4. Now is also the place to talk of the idea of the ‘whole land’ (that all of Eretz Yisroel belongs to Jews). Although the Yetzer Hora (the Evil Inclination) “contrives schemes” to do things against a person’s true will — in this case to give back parts of “the land which... the eyes of the L‑rd your G‑d are on it from the beginning of the year until the end of the year” — such schemes “will be foiled. And (it may) conspire a plot but it will not materialize, for G‑d is with us!”

In other words, all undesirable things in the past are null and void. Hence, although Jews are in exile, their situation is such that “all the Jews had light in their dwelling places.” Even while still in the darkness of exile, we celebrate Simchas Bais Hashoeva with boundless joy.

We are in the time of celebration of Simchas Bais Hashoeva, with King Dovid as the ‘Guest.’ Of him it states: ‘King Dovid is alive and endures’ (even now), and he is King of all Israel.
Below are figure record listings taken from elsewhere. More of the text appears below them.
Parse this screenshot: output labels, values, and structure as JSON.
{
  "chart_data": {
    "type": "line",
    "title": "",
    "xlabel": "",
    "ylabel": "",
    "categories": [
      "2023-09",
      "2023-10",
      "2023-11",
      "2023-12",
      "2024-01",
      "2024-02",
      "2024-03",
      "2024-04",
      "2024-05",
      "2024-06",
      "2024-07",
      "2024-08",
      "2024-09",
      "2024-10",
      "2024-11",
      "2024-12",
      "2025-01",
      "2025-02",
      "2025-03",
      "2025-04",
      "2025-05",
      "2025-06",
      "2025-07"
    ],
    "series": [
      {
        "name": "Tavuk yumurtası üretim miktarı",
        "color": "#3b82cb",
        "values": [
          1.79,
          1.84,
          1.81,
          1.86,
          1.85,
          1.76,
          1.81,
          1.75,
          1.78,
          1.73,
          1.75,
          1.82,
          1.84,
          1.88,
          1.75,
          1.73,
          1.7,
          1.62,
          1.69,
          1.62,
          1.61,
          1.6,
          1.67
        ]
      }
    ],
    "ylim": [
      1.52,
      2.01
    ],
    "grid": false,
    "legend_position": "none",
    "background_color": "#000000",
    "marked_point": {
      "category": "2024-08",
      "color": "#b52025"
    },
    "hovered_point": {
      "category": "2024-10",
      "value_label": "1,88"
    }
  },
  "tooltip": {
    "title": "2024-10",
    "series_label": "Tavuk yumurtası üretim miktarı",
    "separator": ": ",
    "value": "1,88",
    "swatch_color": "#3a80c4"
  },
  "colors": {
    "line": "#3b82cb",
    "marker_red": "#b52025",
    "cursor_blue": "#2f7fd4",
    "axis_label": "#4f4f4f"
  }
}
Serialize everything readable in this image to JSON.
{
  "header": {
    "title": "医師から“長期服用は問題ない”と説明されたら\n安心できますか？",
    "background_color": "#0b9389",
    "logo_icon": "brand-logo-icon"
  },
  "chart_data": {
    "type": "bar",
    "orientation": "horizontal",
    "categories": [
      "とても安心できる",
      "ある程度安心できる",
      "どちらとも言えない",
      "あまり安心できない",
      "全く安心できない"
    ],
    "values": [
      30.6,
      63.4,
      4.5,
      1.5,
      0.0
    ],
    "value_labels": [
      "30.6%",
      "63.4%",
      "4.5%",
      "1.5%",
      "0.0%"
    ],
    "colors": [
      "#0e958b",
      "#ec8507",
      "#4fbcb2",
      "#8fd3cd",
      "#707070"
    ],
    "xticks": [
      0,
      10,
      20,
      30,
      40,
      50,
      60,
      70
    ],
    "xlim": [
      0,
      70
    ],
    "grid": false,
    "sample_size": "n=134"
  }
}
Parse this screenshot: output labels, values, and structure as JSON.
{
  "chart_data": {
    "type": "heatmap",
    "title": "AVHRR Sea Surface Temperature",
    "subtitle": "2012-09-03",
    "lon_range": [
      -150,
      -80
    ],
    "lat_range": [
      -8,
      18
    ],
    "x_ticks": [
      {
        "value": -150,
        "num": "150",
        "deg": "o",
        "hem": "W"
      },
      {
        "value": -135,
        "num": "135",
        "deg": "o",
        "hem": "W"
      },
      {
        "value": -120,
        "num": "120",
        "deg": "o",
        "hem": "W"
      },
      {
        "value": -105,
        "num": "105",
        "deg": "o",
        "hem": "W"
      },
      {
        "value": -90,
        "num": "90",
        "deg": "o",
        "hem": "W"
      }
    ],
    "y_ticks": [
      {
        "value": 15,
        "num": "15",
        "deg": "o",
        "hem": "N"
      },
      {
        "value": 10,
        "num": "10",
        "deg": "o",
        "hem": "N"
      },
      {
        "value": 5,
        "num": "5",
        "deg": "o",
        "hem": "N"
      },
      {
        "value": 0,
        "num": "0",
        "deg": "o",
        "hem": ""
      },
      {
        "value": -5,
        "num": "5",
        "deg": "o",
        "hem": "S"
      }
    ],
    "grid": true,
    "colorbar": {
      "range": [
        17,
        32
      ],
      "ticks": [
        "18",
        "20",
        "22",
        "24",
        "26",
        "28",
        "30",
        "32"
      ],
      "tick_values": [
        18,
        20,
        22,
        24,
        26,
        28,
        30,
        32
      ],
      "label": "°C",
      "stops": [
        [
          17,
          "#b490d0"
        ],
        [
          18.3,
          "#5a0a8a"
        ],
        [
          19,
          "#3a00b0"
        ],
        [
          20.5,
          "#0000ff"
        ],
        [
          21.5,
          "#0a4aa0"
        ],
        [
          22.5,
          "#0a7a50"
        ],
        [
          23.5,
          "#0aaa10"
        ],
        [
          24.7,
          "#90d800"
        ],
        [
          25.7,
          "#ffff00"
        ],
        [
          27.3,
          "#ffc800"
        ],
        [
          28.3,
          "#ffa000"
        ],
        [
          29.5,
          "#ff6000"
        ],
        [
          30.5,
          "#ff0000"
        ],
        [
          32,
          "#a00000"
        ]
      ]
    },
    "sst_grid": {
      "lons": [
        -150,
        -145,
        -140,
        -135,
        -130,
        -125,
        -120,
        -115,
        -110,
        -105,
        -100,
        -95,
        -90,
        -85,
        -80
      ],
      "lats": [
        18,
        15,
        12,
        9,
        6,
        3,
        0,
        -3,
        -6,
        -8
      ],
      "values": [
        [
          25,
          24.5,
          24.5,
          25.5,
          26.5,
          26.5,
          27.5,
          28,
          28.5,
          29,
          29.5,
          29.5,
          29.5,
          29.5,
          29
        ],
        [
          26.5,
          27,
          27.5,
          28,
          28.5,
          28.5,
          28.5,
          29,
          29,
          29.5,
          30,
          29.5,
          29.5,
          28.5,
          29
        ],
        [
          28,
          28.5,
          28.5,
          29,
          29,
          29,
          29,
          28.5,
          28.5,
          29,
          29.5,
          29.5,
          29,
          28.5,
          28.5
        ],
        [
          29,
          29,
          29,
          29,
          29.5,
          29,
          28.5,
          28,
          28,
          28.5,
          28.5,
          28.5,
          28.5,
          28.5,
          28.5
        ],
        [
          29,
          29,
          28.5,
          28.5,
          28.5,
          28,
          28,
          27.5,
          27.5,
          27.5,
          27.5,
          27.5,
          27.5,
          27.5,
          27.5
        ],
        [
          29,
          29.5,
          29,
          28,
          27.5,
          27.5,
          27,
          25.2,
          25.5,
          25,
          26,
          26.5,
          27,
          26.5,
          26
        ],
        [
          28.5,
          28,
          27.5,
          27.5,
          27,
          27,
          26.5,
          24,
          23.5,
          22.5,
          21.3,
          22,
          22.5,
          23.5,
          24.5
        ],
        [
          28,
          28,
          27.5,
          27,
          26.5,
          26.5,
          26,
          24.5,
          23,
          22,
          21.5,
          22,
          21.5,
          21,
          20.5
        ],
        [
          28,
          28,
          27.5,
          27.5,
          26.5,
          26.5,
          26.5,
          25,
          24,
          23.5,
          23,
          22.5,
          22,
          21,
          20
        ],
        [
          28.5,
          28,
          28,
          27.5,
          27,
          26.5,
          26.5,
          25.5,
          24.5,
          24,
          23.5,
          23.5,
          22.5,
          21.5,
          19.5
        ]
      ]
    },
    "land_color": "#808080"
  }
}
We will surely see the end of the exile very soon, and go to welcome our righteous Moshiach. We will go together with the complete Sifrei Torah, together with all Jews who have participated in their writing, and together with those who will participate after Moshiach’s coming. For since these Sifrei Torah have already been started, then, even when Moshiach comes before they are finished, they will surely be completed after his coming. The entire Sefer Torah is encompassed in the ‘potential’ of the beginning of the Sefer Torah, the letter ‘Bais’ of the first word “Bereishis” (‘In the beginning’). Hence, those who will participate after Moshiach’s coming, are also associated with these Sifrei Torah, since the entire Sefer Torah is encompassed in its beginning.

When all Jews are united, they are assured of the fulfillment of the promise “Bless us our Father ... in the light of Your countenance.” The meaning of “in the light of the countenance of the living king” refers to the life in this world, and in the world to come. Especially since both of today’s ‘Guests’ have a connection to life in this world. Of King Dovid it states: ‘King David lives and endures,” even now. And the Rebbe Rashab, before he passed away, said: ‘I am going to Heaven, and (my) writings I leave to you.” That is, through learning the Rebbe Rashab’s works, we are united with him.